You don’t have to dine in. There’s no table service, after all, and the space still looks much like a former Wendy’s, especially the fixed salad bar sitting in the middle, now holding silverware, pho fixins and sometimes a vase of flowers to give life to the otherwise bare fixture. But to enjoy the best of BB’s pho and crispy chicken, I recommend saddling up, relaxing and taking a seat.
BB’s whopping bowls of pho, made by simmering beef bones for more than 12 hours, are more savory than others around town. You hardly need to reach for hoisin sauce to round out the sweetness—it’s already just right. On the other hand, the dry pho is uniquely delicious, though if you’re a corn-fed Midwesterner like myself, the menu item might give you pause.
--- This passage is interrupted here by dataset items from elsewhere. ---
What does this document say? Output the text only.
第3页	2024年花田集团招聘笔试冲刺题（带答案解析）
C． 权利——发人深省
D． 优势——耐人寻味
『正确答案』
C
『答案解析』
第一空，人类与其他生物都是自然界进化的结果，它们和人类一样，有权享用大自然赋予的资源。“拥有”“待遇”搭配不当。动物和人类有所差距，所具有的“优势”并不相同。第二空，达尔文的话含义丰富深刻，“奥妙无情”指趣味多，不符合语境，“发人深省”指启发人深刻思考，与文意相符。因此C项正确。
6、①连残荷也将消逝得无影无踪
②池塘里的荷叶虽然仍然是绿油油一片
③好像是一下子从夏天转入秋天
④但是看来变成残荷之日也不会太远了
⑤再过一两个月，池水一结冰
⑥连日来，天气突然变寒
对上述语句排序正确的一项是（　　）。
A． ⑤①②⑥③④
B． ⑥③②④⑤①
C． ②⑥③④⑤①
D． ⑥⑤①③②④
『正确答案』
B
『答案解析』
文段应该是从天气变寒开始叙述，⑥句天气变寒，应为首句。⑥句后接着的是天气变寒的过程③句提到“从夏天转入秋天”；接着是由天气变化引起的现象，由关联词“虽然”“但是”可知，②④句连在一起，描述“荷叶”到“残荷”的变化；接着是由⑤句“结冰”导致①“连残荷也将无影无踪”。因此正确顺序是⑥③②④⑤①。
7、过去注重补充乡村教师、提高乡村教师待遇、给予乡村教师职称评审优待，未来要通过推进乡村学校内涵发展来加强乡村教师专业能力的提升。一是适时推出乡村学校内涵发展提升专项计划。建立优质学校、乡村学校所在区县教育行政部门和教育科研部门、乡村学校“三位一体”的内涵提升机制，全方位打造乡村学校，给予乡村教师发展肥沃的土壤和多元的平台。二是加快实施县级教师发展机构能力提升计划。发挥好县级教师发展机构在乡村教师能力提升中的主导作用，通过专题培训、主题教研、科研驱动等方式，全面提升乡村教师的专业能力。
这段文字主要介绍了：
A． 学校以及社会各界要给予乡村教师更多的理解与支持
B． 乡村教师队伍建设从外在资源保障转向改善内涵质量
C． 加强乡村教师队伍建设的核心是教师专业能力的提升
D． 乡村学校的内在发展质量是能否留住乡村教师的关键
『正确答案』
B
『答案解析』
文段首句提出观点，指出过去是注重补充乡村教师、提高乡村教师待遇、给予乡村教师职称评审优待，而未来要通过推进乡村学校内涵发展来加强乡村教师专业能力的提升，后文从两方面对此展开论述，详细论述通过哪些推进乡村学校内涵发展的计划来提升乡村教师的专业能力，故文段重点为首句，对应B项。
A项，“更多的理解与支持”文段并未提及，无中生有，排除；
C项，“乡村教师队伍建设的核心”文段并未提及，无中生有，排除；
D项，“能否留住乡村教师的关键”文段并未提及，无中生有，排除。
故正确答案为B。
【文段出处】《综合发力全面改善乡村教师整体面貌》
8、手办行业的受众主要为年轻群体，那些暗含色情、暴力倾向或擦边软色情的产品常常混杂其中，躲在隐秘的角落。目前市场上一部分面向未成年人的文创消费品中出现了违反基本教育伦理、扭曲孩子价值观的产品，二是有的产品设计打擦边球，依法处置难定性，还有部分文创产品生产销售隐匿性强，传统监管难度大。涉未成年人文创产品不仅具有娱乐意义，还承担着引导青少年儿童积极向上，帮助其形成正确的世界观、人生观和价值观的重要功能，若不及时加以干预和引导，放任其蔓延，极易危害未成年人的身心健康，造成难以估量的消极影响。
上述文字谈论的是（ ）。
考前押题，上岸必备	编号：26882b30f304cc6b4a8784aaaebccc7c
Think of all the components of pho, but instead of broth, the noodles are tossed in a brown hoisin-soy sauce mixture and topped with green onions and fried shallots. The broth is served on the side, simply for sipping or for dipping your beef slices, if you choose. Thao Vo, whose son Minh translated for us during our interview, said that while the dish is popular in Vietnam, BB’s version is a more Americanized take they’re proud of.

At BB, the menu is smaller than at its Vietnamese counterparts, but it’s intentional. Crispy whole chicken legs appear throughout, whether deep-fried, roasted or tossed in a sticky, sweet, garlicky sauce. When you order chicken fried rice, you won’t get a Chinese restaurant variation. Instead, you’ll receive one of those hefty chicken legs alongside seasoned rice, cucumbers, carrots and a brown garlic sauce from Thao Vo’s own recipe. You can’t go wrong with any of the chicken dishes.
Nguyen and Thao Vo’s niece worked the front register and floor tirelessly during each of my visits. On a return trip, she told me she remembered me because I’d ordered the oxtail hot pot—a large take-home feast with lotus radishes, vermicelli noodles, garlic chicken and a wonderful broth infused with goji berries, among other offerings.

“It’s mostly our Vietnamese customers who order that,” she said. (On every visit to BB, Vietnamese diners were common. A good sign, I thought—though I didn’t need one.)
Nguyen used to sell these hot pot packages before opening BB, and they were a hit. However, you don’t need to order one of the do-it-yourself hot pots; it’s a serious undertaking unless you happen to have a Cuisinart fondue set, given to you by your aunt Connie as a wedding gift, lying around. If you do, this might be the excuse to finally bust it out.
On Wednesdays, you can snag one hell of a bánh mì for six dollars. There are also a couple of salted coffee drinks topped with cold foam. Thao Vo says Nguyen used to be a bartender at a hotel back in Vietnam, where the two met, and she’d like to expand BB’s drink program. A liquor license feels like too much of an undertaking at the moment, so instead she hopes to expand the coffee menu and eventually add made-from-scratch teas.
BB may not be the city’s definitive Vietnamese restaurant, but it’s certainly the most convenient. The delicate balance of preparing meals to be handed out a window has its drawbacks—as seen in the dry pork chop that accompanied an otherwise satisfying broken rice. Thao Vo doesn’t shy away from calling her restaurant fast food. She knows they’re chasing immediacy. And when the timing is right, when the food is eaten hot and without delay, it hits exactly where it should.